Maite Alberdi, the director who made Oscar history as the first Chilean woman to be nominated for an Academy Award, chats with The Hollywood Reporter about making her documentary 'The Eternal Memory.'
00:00I have just received a question like when are you going to make a film and it's like I make films like it's like when are you going to make your real film like your fiction film it's like your career it's going to start. I already made five films and I will continue making films.
00:18Reality is so powerful and it's so full of stories and experiences that I really don't need to write something because everything is already written in reality.
00:31It was like a very important year. All the nominees were international films and it was a big change because you didn't see that ten years ago in the Oscars and I was very proud of how the Academy opened to diversity
00:47and to show that all that stories that seems to be from so far finally are so close and we are speaking about topics that are connected to everybody.
00:59There is a lot of work to be done especially for example in documentaries that I felt that it's always a category that it's a part.
01:10The editors of the documentary spent one year 300 hours and it's a big talent but it's always like a genre that it's out in a way so I feel that there is a talent there in the documentary field.

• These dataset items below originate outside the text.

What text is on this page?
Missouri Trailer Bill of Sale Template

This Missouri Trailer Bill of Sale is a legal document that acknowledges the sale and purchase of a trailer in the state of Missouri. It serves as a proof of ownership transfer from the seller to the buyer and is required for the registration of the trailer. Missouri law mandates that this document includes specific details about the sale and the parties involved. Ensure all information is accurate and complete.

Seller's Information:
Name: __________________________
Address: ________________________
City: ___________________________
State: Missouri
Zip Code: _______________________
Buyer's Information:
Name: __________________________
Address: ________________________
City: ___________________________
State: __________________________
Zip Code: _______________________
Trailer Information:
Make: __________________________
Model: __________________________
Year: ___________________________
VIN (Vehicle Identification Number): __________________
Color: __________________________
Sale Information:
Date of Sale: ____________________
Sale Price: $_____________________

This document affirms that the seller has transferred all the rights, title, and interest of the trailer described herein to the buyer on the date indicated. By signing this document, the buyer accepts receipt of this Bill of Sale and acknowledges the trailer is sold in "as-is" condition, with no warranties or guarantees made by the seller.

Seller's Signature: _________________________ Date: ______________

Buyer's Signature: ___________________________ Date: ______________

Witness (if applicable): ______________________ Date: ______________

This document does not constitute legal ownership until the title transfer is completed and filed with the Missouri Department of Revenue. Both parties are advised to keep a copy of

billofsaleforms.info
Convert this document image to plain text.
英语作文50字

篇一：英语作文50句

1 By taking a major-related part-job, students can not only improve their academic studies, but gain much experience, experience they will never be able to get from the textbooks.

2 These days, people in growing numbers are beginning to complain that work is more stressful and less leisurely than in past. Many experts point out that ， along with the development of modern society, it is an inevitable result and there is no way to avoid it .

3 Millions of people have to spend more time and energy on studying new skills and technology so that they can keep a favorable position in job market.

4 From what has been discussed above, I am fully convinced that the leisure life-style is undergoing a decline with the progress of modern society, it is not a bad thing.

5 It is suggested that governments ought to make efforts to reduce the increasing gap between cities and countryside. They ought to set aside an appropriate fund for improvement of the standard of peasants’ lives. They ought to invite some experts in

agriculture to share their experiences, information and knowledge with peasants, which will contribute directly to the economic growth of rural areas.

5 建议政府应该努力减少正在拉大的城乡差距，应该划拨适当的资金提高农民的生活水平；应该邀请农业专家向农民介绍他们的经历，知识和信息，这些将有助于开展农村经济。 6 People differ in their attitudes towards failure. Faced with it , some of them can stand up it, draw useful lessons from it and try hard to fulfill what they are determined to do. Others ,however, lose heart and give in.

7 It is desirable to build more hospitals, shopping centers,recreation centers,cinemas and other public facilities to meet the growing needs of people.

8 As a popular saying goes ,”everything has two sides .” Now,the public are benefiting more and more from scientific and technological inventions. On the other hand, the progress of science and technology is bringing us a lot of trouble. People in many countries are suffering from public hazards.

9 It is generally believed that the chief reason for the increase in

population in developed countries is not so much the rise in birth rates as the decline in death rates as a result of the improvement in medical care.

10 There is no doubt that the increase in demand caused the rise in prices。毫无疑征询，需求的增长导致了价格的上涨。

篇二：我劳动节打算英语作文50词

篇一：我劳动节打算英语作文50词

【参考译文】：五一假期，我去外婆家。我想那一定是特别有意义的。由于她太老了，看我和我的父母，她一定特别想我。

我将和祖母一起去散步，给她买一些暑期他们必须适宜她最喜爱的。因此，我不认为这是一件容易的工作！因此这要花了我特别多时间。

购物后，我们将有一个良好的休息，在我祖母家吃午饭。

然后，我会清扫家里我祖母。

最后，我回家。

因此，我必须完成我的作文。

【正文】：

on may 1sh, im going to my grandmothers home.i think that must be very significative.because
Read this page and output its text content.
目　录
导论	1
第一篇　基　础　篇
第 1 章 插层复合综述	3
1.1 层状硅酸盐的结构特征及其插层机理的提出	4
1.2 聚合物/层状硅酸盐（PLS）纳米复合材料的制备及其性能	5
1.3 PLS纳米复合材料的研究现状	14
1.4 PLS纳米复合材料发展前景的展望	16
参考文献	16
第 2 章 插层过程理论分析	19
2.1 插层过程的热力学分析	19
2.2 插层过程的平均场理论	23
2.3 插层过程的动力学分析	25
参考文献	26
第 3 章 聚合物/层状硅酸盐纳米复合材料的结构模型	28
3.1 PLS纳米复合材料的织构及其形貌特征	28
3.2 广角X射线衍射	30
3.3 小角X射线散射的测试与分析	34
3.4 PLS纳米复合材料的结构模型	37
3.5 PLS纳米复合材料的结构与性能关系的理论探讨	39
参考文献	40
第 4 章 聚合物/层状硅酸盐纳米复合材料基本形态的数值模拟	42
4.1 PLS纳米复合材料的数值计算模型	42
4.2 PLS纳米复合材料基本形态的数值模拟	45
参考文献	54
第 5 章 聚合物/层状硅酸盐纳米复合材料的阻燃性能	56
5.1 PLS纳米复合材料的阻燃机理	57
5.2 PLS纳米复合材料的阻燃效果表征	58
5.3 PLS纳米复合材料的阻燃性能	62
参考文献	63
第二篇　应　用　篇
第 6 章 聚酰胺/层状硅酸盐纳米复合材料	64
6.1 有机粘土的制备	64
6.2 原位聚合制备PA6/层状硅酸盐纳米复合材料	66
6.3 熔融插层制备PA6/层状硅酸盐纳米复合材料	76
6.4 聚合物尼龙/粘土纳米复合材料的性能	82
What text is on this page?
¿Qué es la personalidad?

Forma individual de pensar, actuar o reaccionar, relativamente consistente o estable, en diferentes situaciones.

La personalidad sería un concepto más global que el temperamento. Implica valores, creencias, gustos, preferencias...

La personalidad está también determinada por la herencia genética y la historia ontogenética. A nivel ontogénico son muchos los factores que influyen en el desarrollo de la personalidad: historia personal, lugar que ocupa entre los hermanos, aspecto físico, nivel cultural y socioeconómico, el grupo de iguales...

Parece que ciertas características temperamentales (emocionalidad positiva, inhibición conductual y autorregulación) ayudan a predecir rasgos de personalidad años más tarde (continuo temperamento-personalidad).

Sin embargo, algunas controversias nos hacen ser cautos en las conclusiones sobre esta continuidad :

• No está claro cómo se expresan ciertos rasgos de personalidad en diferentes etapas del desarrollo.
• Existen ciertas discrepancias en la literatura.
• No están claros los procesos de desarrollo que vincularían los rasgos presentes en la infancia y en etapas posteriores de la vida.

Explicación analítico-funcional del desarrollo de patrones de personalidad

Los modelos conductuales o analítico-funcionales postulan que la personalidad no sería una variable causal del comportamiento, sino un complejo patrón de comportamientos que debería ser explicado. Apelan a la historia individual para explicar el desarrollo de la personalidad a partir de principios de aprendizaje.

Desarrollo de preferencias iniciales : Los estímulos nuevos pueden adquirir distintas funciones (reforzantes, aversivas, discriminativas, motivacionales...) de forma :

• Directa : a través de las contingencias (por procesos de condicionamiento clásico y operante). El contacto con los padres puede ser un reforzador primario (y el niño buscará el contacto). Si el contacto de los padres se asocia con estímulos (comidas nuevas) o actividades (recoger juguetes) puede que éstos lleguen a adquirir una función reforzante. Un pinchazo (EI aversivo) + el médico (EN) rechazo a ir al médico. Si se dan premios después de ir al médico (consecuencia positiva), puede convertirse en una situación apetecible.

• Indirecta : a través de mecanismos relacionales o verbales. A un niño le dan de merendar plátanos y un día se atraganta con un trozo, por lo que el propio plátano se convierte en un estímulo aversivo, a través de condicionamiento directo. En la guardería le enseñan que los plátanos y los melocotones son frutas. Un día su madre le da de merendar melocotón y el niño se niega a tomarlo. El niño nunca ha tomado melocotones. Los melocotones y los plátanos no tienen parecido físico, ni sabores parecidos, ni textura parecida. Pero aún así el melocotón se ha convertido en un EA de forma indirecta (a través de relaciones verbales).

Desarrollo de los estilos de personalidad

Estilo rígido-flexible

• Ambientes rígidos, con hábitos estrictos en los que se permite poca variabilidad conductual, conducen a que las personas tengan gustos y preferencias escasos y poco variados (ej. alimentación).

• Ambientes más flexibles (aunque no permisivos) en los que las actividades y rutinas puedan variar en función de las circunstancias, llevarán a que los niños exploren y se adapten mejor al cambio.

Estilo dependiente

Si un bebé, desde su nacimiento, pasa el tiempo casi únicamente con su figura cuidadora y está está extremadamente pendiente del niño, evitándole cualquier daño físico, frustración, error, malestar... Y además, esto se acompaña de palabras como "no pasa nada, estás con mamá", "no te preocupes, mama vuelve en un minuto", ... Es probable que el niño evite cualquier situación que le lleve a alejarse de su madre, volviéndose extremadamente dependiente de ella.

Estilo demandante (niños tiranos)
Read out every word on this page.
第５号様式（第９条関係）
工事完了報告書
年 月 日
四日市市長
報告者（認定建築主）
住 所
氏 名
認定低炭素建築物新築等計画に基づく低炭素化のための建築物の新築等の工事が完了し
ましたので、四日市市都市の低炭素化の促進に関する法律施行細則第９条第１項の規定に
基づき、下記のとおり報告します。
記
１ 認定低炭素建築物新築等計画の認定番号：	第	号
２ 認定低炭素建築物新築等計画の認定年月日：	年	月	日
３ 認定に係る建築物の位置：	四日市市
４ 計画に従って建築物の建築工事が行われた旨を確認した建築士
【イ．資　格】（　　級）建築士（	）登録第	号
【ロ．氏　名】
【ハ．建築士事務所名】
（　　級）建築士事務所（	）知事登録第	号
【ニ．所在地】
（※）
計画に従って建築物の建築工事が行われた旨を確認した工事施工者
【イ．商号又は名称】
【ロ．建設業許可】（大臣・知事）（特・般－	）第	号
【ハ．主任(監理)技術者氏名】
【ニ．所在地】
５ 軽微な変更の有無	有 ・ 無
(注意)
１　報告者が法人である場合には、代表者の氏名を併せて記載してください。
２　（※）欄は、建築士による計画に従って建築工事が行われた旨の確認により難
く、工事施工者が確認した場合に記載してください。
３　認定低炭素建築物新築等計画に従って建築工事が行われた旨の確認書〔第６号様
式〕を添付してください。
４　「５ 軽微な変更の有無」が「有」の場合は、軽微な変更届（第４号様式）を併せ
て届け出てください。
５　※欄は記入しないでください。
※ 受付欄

01:25I felt I thought when I was shooting that I was making a film about Alzheimer and about how you lose memory but after five years and in the editing I realized that I was making a film about what do you always remember.
01:41I met Augusto in his last five years and I felt that I really met him because I felt that his identity was there because there are some things that he always remembers.
01:54He always remembers the friend that he lost during dictatorship. He always remembers his love to Paulina.
02:00So there are feelings that are permanent and that gave me so many layers of life.
02:08For me it was a big metaphor of what was happening in Chile the last year that was the anniversary of the coup.
02:14And what is Augusto saying is like you can erase information but the pain of a country it's always going to be there and his pain is there even if he didn't remember the dates even if he didn't remember the information that the pain is there.
02:30So I learned with the eternal memory that the emotions love and pain are permanent.
02:37I'm making a movie but it's easier to make a movie. You control everything. You write the script. The actors do what you ask to them. The problems can be resolved by money. It's everything so controlled.
02:51It's based in a Chilean novel called Las Homestidas from Alia Trabuco and it's an adaptation of the book.